Customization depth. 50+ extension hooks, full harness control, custom UI, custom tools, custom compaction. If Claude Code doesn’t let you do something, you’re stuck. PI lets you do anything if you’re willing to write TypeScript.

Context efficiency. The harness-vs-model argument is real. Can Boluk proved that changing just the edit tool improved 15 models by 5-68 percentage points. PI’s minimal harness gives the model more room to think.

Offline operation. No internet required. Pull your model, configure PI, and work from an airplane, a cabin, or a classified facility.

The verdict

If you run a home lab with Ollama: PI Agent. It was built for exactly this. Pair it with Qwen 3.5 35B-A3B on a 16GB GPU and you have a capable coding agent at zero ongoing cost.
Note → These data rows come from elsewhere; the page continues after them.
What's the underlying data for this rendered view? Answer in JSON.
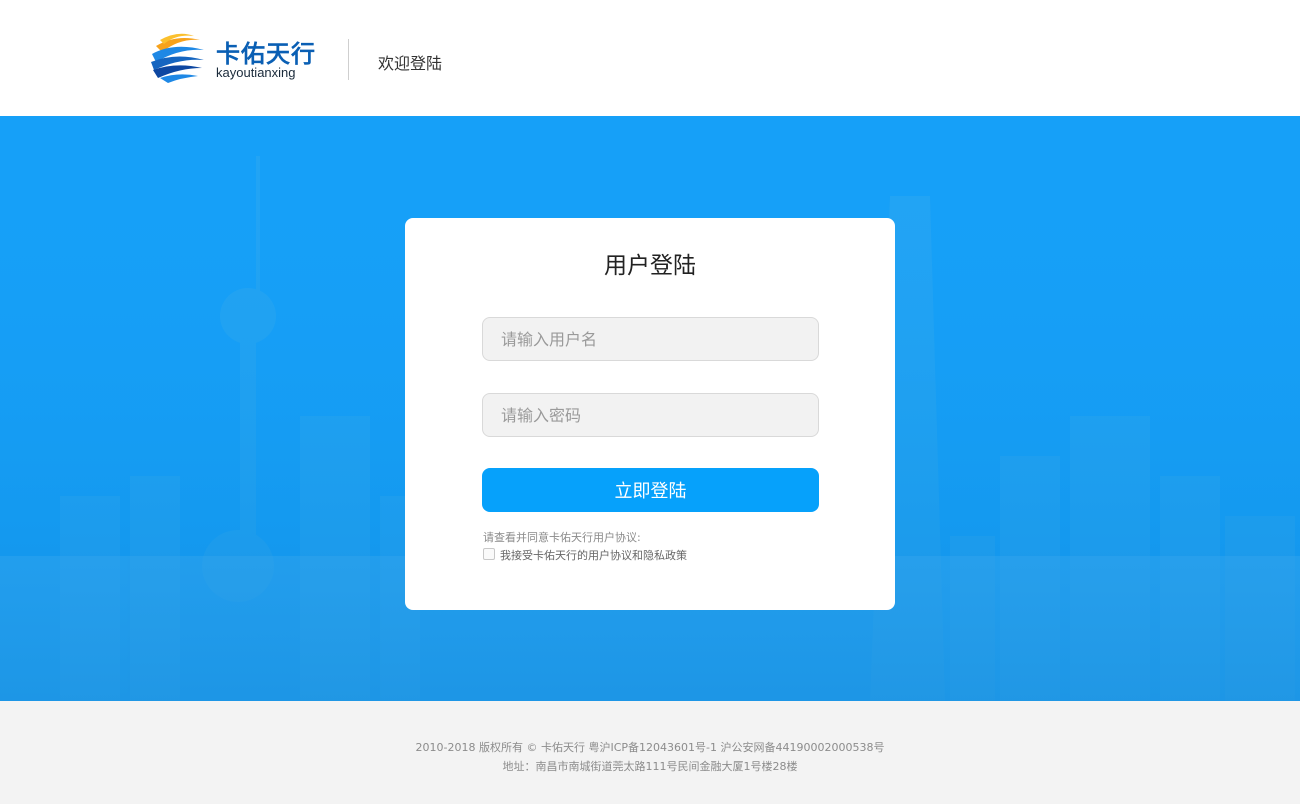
{
  "header": {
    "logo_cn": "卡佑天行",
    "logo_en": "kayoutianxing",
    "welcome": "欢迎登陆"
  },
  "login": {
    "title": "用户登陆",
    "username_placeholder": "请输入用户名",
    "password_placeholder": "请输入密码",
    "submit_label": "立即登陆",
    "agreement_hint": "请查看并同意卡佑天行用户协议:",
    "agreement_label": "我接受卡佑天行的用户协议和隐私政策",
    "agreement_checked": false
  },
  "footer": {
    "copyright": "2010-2018 版权所有 © 卡佑天行 粤沪ICP备12043601号-1 沪公安网备44190002000538号",
    "address": "地址：南昌市南城街道莞太路111号民间金融大厦1号楼28楼"
  },
  "colors": {
    "brand_blue": "#0a5fb4",
    "banner_blue": "#16a0f8",
    "button_blue": "#06a1fb",
    "logo_orange": "#f7a21b"
  }
}
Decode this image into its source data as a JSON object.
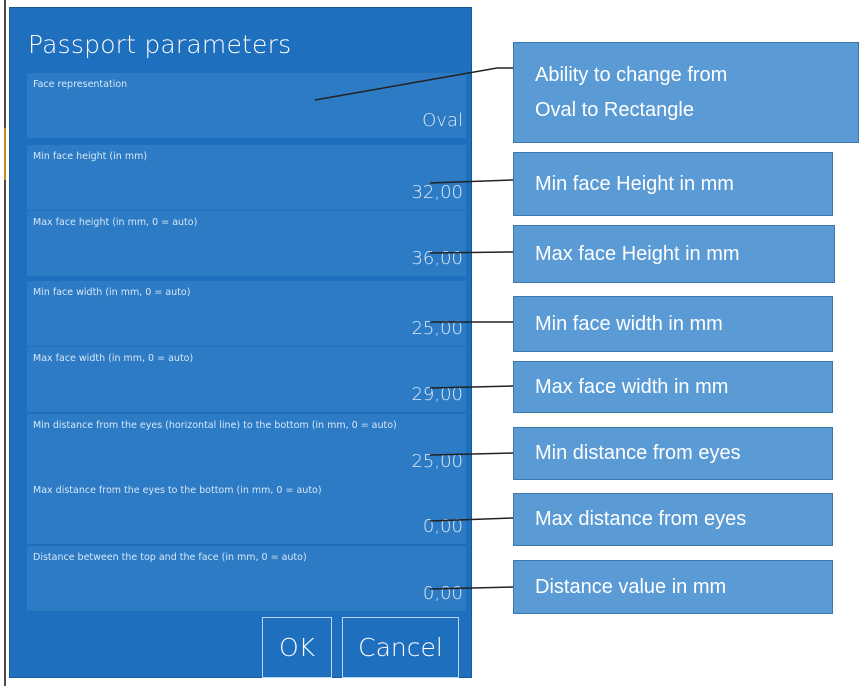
{
  "dialog": {
    "title": "Passport parameters",
    "fields": [
      {
        "label": "Face representation",
        "value": "Oval"
      },
      {
        "label": "Min face height (in mm)",
        "value": "32,00"
      },
      {
        "label": "Max face height (in mm, 0 = auto)",
        "value": "36,00"
      },
      {
        "label": "Min face width (in mm, 0 = auto)",
        "value": "25,00"
      },
      {
        "label": "Max face width (in mm, 0 = auto)",
        "value": "29,00"
      },
      {
        "label": "Min distance from the eyes (horizontal line) to the bottom (in mm, 0 = auto)",
        "value": "25,00"
      },
      {
        "label": "Max distance from the eyes to the bottom (in mm, 0 = auto)",
        "value": "0,00"
      },
      {
        "label": "Distance between the top and the face (in mm, 0 = auto)",
        "value": "0,00"
      }
    ],
    "ok_label": "OK",
    "cancel_label": "Cancel"
  },
  "callouts": {
    "face_representation_line1": "Ability to change from",
    "face_representation_line2": "Oval to Rectangle",
    "min_face_height": "Min face Height in mm",
    "max_face_height": "Max face Height in mm",
    "min_face_width": "Min face width in mm",
    "max_face_width": "Max face width in mm",
    "min_distance_eyes": "Min distance from eyes",
    "max_distance_eyes": "Max distance from eyes",
    "distance_value": "Distance value in mm"
  },
  "colors": {
    "dialog_bg": "#1f6fbf",
    "field_bg": "#2d7bc4",
    "callout_bg": "#5b9bd5"
  }
}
The 1,000-token system prompt means your local model spends context on your code, not on instructions it doesn’t need.

If you’re a daily driver using cloud models: Claude Code. The out-of-box experience with Sonnet/Opus is hard to beat. Sub-agents, specialized search tools, and the permission system save you from building infrastructure that’s already built. The $100/month Max plan is the sweet spot.

If you want maximum control and enjoy building tools: PI Agent regardless of whether you use local or cloud models. The extension system is the deepest in any coding agent. Armin Ronacher (creator of Flask) uses PI “almost exclusively.” Tobi Lutke calls it “the most interesting agent harness.”

If you work on a team or in an enterprise: Claude Code. PI has no team features, no audit trail, no managed deployment.

If you want the hybrid (and you probably should): Use PI + local models for the 80% of routine coding tasks that don’t need frontier intelligence. Keep a Claude Code Pro plan ($20/month) for the 20% that does. That’s $240/year in cloud costs plus a one-time GPU investment, instead of $1,200-2,400/year for full Claude Code.

User Type	Pick	Why
Budget hardware, local-only	PI Agent	Zero cost, maximum context for local models
Privacy/security-critical	PI Agent	Nothing leaves your machine
Power user, likes customizing tools	PI Agent	50+ extension hooks, full harness control
Daily driver, cloud models	Claude Code	Best out-of-box experience, best model quality
Team/enterprise	Claude Code	SSO, audit, managed plans
Hybrid (80/20 local/cloud)	PI for routine + Claude for hard problems	Best of both, lowest total cost

Getting started

PI Agent + Ollama:

npm install -g @mariozechner/pi-coding-agent
ollama pull qwen3.5:35b-a3b

See the full PI + Ollama setup guide for config files and model recommendations.

Claude Code:

npm install -g @anthropic-ai/claude-code
claude

Requires an Anthropic API key or Claude Pro/Max subscription.

The hybrid setup:

Install both. Use PI for daily coding with your local model
Keep a Claude Pro plan ($20/month) for problems that stump the local model
Switch between them based on task difficulty

They’re different tools for different situations. Pick based on your hardware, your budget, and how much setup you’re willing to do.